DYESS, Ark. — A trio of presenters thrilled a large crowd of country music fans during the “Titans of Filmmaking” special presentations Friday afternoon in the Dyess Community Center the second day of the Johnny Cash Heritage Festival in Dyess. The group spent an hour apiece showing clips from their documentaries and discussing Johnny Cash’s rise from the son of poor sharecroppers to a legendary singer and songwriter.

William Ferris
Dr. William Ferris (far right) makes a presentation at the "Titans of Filmmaking" event Friday at the 2019 Johnny Cash Heritage Festival.


The presenters were Dr. William Ferris, former chairman of the National Endowments for the Humanities and double Grammy winner; Thom Zimny, a Grammy and Emmy Award-winner and director of the recently-released “Springsteen on Broadway” and the critically-acclaimed film “Elvis Presley: The Searcher;” and Pam Baucom, a co-producer with Ken Burns of “Country Music,” an eight-part, 16-hour series aired on PBS.

Cash’s daughter Rosanne Cash hosted the speakers after being introduced by Arkansas State University Chancellor Kelly Damphousse. “It is my great fortune to be a part of this great event,” said Damphousse. He also announced the start of a new tradition where the Johnny Cash song “Ring of Fire” will now be played between the third and fourth quarters of A-State’s home football games.

Ferris, who said he has spent his life studying the American South, compared Johnny Cash to other artists, including author William Faulkner in literature and B.B. King in blues music. He discussed his introduction to music during his life journey along Highway 61 and showed photos of people he met along the way who taught him their music and way of life.

Zimny displayed several clips of his latest documentary, “The Gift: The Legend of Johnny Cash,” made in collaboration with the Cash estate. He told the crowd he always remembered archival footage he had seen of Dyess and thanked Rosanne Cash for trusting him to do the back story on her father.

The documentary explores the evolution of Cash through memories told in Cash’s own voice.

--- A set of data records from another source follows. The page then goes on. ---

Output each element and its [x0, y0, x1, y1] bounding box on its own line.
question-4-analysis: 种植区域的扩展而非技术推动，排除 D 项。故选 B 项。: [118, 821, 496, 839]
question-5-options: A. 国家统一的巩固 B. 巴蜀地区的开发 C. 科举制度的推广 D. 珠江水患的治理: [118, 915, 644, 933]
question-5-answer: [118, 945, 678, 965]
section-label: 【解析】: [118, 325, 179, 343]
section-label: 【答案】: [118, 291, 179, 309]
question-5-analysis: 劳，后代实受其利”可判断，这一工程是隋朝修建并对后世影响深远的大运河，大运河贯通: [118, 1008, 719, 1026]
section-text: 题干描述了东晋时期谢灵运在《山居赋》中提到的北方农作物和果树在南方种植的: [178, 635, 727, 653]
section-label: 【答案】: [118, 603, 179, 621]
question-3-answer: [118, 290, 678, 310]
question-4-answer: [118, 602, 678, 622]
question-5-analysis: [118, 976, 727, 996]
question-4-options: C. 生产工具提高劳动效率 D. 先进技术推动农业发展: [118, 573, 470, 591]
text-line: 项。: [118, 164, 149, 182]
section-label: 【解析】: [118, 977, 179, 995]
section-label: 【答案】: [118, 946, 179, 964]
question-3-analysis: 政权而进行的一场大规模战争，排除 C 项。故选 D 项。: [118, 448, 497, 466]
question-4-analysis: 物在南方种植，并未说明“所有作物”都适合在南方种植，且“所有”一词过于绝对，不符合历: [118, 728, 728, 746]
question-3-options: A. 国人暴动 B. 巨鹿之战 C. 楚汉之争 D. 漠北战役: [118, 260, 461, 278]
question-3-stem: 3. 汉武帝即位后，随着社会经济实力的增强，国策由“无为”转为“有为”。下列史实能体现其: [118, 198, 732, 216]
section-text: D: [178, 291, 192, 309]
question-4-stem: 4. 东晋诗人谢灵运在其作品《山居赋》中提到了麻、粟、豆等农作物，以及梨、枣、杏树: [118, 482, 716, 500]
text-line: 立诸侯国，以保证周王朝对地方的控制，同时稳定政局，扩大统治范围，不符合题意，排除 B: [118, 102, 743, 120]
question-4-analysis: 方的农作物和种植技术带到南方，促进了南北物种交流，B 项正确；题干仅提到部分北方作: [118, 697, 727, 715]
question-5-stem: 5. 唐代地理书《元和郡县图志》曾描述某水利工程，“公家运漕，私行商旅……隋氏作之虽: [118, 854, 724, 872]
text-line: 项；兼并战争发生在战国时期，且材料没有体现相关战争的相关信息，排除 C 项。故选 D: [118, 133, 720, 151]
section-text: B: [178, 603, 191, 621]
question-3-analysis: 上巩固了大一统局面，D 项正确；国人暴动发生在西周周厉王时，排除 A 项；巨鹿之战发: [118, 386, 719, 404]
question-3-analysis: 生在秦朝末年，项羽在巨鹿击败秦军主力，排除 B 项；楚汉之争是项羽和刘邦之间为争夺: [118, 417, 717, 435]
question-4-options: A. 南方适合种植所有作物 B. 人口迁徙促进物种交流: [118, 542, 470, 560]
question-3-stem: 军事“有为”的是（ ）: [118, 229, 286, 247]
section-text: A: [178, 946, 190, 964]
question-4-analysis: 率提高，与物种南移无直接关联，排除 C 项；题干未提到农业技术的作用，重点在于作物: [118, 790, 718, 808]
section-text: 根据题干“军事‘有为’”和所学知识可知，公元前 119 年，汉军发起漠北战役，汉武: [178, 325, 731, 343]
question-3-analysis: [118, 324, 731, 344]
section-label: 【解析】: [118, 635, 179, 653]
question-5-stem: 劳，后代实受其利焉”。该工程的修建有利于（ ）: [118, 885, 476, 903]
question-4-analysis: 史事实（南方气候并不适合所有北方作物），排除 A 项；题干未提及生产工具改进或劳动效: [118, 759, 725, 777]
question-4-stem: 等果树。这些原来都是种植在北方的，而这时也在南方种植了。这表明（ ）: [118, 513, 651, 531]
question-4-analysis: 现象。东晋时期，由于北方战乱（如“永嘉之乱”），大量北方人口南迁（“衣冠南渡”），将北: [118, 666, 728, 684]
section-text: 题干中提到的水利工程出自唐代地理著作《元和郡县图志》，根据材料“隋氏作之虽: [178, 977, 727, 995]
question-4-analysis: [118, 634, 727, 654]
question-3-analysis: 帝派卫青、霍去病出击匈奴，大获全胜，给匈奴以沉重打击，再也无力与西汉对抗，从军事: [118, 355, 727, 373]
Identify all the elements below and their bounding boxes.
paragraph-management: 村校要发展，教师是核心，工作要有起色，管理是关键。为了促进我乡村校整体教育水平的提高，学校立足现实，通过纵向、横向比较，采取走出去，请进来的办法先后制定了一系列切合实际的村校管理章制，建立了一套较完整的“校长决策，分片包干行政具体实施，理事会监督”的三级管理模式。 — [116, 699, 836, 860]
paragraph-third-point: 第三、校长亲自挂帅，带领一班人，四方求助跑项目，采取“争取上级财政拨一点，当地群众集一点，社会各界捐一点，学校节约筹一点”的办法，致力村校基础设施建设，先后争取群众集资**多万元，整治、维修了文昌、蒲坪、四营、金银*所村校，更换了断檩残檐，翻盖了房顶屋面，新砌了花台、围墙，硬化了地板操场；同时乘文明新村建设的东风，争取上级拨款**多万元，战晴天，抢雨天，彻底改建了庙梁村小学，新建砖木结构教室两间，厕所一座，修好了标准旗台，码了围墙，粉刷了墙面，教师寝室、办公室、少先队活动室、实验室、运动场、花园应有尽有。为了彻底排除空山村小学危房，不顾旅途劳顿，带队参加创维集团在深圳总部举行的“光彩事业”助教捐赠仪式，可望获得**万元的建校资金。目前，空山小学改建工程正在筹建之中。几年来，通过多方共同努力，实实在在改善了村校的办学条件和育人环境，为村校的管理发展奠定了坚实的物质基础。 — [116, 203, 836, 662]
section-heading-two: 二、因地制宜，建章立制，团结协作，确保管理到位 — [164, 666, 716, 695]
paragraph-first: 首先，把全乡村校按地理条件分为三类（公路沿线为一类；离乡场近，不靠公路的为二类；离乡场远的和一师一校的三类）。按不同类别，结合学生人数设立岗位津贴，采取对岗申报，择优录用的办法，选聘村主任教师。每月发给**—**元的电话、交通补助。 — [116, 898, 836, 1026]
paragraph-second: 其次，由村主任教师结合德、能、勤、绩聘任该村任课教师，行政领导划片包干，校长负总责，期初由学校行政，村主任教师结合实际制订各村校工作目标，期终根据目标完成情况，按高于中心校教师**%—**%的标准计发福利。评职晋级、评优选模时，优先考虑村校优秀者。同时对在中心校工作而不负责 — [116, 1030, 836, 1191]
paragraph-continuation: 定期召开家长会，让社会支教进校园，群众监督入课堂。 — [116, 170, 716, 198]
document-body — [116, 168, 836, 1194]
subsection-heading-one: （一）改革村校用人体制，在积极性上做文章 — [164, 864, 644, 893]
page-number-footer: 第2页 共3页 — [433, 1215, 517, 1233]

Zimny had said he wasn’t pleased with the documentary’s progress until he received a box of recordings in Cash’s own voice. He said,” This brought Johnny’s voice to the documentary and I wanted to honor that.”

In one of the voice recordings, Cash told of his mother’s comment about his voice being a “gift,” the death of his older brother Jack in a sawing  accident and how it affected Johnny throughout his life, his strained relationship with his father and the role of religion in Johnny’s life.

Baucom represented a “team of people who relied on so many people who provided primary source material” for the “Country Music” film. It took the Ken Burns crew over eight years to collect and catalog over 100,000 photographs and whittle down the photos and information for the documentary.

The film displays Johnny’s beginnings, including his time in the U.S. Air Force, his first marriage, and his personal and professional relationship with Elvis Presley.

The 2019 festival concludes Saturday afternoon at noon with a cotton field benefit concert at the field adjacent to the Johnny Cash Boyhood Home. Headliners are Grammy Award winners Rosanne Cash and Marty Stuart, along with Johnny Cash’s sister Joanne Cash, members of the Cash family and Cory Jackson, the 2018 Arkansas Country Music Awards’ Country Artist of the Year and a current contestant on “The Voice.

Tickets are $100 for reserved seats and $35 for general admission and may be purchased at the concert. General admission ticket buyers should bring their own chairs.